Here we start writing the code:

#coding=UTF-8
#!/usr/bin/env python
#filename 
import time
from functools import wraps
def decorator(func):
  "cache for function result, which is immutable with fixed arguments"
  print "initial cache for %s" % func.__name__
  cache = {}
  @wraps(func)
  def decorated_func(*args,**kwargs):
    # The name of the function as key
    key = func.__name__
    result = None
    # Determine if a cache exists
    if key in ():
      (result, updateTime) = cache[key]
      #Expiration time fixed at 10 seconds
      if () -updateTime < 10:
        print "limit call 10s", key
        result = updateTime
      else :
        print "cache expired !!! can call "
        result = None
    else:
      print "no cache for ", key
    # If it expires, or if there is no cache to call the method
    if result is None:
      result = func(*args, **kwargs)
      cache[key] = (result, ())
    return result
  return decorated_func
@decorator
def func(x):
  print 'call func'

Randomly tested it and it's basically fine.

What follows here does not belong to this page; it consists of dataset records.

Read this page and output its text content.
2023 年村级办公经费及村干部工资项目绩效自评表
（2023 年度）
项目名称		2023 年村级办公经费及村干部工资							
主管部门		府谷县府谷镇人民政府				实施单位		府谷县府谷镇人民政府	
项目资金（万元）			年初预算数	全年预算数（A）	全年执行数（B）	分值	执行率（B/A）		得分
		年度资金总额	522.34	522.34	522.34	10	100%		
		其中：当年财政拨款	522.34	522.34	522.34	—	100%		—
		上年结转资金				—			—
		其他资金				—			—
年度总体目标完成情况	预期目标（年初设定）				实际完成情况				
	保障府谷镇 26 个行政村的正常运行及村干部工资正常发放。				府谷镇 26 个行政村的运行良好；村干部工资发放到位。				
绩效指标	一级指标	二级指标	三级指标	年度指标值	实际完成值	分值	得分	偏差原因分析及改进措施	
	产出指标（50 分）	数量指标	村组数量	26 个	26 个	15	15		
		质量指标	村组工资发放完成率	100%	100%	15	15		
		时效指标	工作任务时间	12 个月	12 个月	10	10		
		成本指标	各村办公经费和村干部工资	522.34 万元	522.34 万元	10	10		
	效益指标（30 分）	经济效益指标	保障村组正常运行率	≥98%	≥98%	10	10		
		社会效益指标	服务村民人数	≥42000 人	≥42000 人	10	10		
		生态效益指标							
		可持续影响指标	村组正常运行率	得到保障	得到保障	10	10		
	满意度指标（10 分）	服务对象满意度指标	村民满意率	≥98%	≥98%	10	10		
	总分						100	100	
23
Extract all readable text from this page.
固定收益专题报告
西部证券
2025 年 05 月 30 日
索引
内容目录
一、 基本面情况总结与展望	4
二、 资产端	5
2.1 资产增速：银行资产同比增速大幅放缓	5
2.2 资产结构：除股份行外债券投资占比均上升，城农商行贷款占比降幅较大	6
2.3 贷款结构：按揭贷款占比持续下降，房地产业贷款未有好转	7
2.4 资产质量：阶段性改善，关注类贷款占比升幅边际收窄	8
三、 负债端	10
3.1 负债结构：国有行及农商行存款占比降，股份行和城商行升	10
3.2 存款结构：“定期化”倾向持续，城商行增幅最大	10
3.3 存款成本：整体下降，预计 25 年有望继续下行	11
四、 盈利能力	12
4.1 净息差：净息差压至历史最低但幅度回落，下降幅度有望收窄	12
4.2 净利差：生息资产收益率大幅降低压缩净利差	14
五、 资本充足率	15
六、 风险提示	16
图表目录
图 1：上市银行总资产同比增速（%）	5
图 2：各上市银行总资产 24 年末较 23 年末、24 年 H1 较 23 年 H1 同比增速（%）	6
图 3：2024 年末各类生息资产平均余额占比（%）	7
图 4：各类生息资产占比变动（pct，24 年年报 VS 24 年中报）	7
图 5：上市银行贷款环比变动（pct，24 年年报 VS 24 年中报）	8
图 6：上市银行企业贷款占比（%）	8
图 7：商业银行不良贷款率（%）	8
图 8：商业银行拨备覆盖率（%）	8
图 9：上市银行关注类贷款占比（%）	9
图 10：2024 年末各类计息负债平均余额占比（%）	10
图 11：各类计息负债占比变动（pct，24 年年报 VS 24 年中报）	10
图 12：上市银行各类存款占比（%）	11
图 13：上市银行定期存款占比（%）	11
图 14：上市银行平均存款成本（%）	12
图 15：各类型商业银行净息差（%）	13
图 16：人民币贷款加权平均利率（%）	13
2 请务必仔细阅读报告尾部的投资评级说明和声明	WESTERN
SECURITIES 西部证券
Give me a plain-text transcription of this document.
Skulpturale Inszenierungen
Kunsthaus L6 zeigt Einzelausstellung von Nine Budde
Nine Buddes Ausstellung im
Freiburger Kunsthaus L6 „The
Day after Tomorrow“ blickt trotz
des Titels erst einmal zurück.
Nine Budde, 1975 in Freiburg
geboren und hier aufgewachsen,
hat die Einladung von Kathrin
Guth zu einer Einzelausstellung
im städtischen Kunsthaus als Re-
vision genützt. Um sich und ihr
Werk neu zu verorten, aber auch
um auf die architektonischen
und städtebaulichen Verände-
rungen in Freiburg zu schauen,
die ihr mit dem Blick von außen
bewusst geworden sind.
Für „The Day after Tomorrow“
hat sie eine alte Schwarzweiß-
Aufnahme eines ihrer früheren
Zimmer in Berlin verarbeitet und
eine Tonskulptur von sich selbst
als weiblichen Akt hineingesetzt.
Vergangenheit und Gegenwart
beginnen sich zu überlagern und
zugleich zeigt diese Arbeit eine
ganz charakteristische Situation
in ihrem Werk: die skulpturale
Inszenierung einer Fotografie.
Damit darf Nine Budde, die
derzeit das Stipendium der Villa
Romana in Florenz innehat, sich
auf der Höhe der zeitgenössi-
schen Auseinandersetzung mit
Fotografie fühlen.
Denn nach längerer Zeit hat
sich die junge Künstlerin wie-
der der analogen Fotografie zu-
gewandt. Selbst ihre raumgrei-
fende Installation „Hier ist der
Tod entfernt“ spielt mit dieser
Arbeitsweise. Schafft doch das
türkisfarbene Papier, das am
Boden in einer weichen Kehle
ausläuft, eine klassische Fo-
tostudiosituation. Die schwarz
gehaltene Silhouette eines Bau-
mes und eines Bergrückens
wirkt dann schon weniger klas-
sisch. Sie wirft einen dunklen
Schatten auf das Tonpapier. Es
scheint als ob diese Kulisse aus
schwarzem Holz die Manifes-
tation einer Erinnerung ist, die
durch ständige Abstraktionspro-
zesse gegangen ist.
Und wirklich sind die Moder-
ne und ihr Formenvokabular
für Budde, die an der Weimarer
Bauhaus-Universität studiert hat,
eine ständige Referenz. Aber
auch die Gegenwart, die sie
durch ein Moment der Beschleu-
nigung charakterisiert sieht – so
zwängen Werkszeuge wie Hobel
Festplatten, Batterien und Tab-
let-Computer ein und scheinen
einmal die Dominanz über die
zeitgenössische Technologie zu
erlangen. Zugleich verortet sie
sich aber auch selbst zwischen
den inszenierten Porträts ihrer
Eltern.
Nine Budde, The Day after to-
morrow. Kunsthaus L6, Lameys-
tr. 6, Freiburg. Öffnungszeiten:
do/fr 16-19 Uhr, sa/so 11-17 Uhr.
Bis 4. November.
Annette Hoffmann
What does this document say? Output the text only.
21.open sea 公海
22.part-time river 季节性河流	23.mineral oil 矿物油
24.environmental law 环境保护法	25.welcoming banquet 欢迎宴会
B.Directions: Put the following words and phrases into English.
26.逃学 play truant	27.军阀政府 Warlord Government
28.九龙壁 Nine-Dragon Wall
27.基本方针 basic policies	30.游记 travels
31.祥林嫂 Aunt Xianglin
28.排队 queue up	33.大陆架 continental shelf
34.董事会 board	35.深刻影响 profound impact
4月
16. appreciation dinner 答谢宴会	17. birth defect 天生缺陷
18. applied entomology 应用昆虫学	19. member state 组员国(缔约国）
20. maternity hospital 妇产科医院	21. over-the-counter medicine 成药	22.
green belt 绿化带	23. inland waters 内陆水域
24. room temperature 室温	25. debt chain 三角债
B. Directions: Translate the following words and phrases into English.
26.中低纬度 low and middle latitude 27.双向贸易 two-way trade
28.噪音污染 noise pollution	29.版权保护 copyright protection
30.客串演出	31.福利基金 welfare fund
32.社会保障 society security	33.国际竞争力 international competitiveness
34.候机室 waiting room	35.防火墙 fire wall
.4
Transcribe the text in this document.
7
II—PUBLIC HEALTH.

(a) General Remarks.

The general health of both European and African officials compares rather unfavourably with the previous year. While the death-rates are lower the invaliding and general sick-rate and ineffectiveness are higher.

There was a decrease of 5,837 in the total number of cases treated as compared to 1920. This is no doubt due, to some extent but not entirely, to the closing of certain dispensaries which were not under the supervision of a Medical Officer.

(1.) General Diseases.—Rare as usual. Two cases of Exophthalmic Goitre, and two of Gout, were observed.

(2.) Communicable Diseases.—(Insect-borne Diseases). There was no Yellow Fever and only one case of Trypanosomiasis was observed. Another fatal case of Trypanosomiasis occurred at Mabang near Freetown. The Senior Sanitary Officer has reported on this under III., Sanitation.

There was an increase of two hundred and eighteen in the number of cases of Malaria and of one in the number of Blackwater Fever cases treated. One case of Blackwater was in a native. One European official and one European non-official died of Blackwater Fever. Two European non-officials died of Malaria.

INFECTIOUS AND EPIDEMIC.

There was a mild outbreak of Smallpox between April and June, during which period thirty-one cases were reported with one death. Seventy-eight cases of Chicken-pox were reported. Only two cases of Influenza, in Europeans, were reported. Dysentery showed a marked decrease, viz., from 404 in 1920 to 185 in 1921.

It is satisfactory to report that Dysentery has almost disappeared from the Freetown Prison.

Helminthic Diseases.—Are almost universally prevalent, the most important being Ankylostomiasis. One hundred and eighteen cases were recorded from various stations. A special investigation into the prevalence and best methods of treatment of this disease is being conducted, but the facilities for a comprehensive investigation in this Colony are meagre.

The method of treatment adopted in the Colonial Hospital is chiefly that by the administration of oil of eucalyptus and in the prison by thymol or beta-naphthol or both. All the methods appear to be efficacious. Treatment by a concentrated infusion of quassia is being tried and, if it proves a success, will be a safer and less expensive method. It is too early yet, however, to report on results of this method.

>>> from decorator import func
initial cache for func
>>> func(1)
no cache for func
call func
>>> func(1)
limit call 10s func
1488082913.239092
>>> func(1)
cache expired !!! can call
call func
>>> func(1)
limit call 10s func
1488082923.298204
>>> func(1)
cache expired !!! can call
call func
>>> func(1)
limit call 10s func
1488082935.165979
>>> func(1)
limit call 10s func
1488082935.165979

Above this python decorator - limit the number of function calls (10s call once) is all that I have shared with you, I hope to be able to give you a reference, and I hope you will support me more.